LUBBOCK, TX – Texas A&M AgriLife Extension cotton marketing economist Dr. John Robinson says next year’s cotton market will depend heavily on acreage decisions shaped by relative crop prices. His analysis points to the corn-to-cotton price ratio as a key driver, with higher ratios generally reducing cotton planting.
As of early August, December 2026 corn futures were trading near $4.50 while December 2026 cotton stood around 69 cents per pound. That ratio of 6.5 suggests U.S. growers could plant between 10 and 10.5 million acres of cotton. Using historical averages for abandonment and yield, Robinson projects a crop of roughly 14.3 million bales in 2026, combined with carry-in supplies to total 17.9 million bales. With expected use at 14.2 million bales, ending stocks would remain near 4 million bales — a neutral outcome for prices.

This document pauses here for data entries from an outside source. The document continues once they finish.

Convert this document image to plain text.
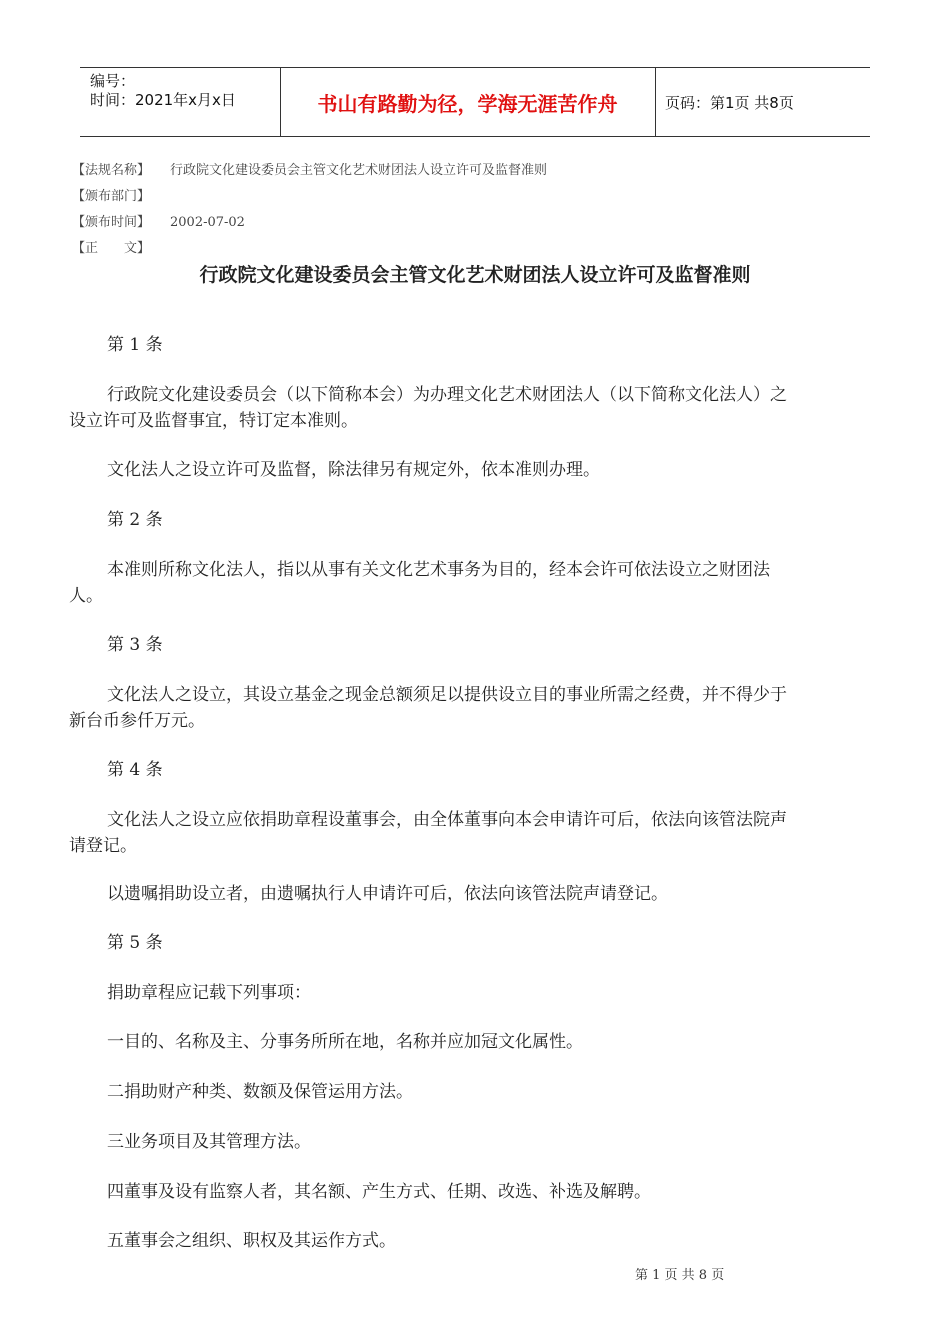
编号：
时间：2021年x月x日	书山有路勤为径，学海无涯苦作舟	页码：第1页 共8页
【法规名称】 行政院文化建设委员会主管文化艺术财团法人设立许可及监督准则
【颁布部门】
【颁布时间】 2002-07-02
【正　　文】
行政院文化建设委员会主管文化艺术财团法人设立许可及监督准则

第 1 条

行政院文化建设委员会（以下简称本会）为办理文化艺术财团法人（以下简称文化法人）之

设立许可及监督事宜，特订定本准则。

文化法人之设立许可及监督，除法律另有规定外，依本准则办理。

第 2 条

本准则所称文化法人，指以从事有关文化艺术事务为目的，经本会许可依法设立之财团法

人。

第 3 条

文化法人之设立，其设立基金之现金总额须足以提供设立目的事业所需之经费，并不得少于

新台币参仟万元。

第 4 条

文化法人之设立应依捐助章程设董事会，由全体董事向本会申请许可后，依法向该管法院声

请登记。

以遗嘱捐助设立者，由遗嘱执行人申请许可后，依法向该管法院声请登记。

第 5 条

捐助章程应记载下列事项：

一目的、名称及主、分事务所所在地，名称并应加冠文化属性。

二捐助财产种类、数额及保管运用方法。

三业务项目及其管理方法。

四董事及设有监察人者，其名额、产生方式、任期、改选、补选及解聘。

五董事会之组织、职权及其运作方式。

第 1 页 共 8 页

Robinson cautions that weather and market shifts could alter the outlook. NOAA’s Climate Prediction Center indicates equal chances of ENSO-neutral or La Niña conditions this winter, the latter bringing more dryness and potentially higher abandonment. He also notes that survey data — beginning with the Beltwide Conference in January and continuing with USDA reports through June — will replace price-ratio projections as the primary acreage indicators.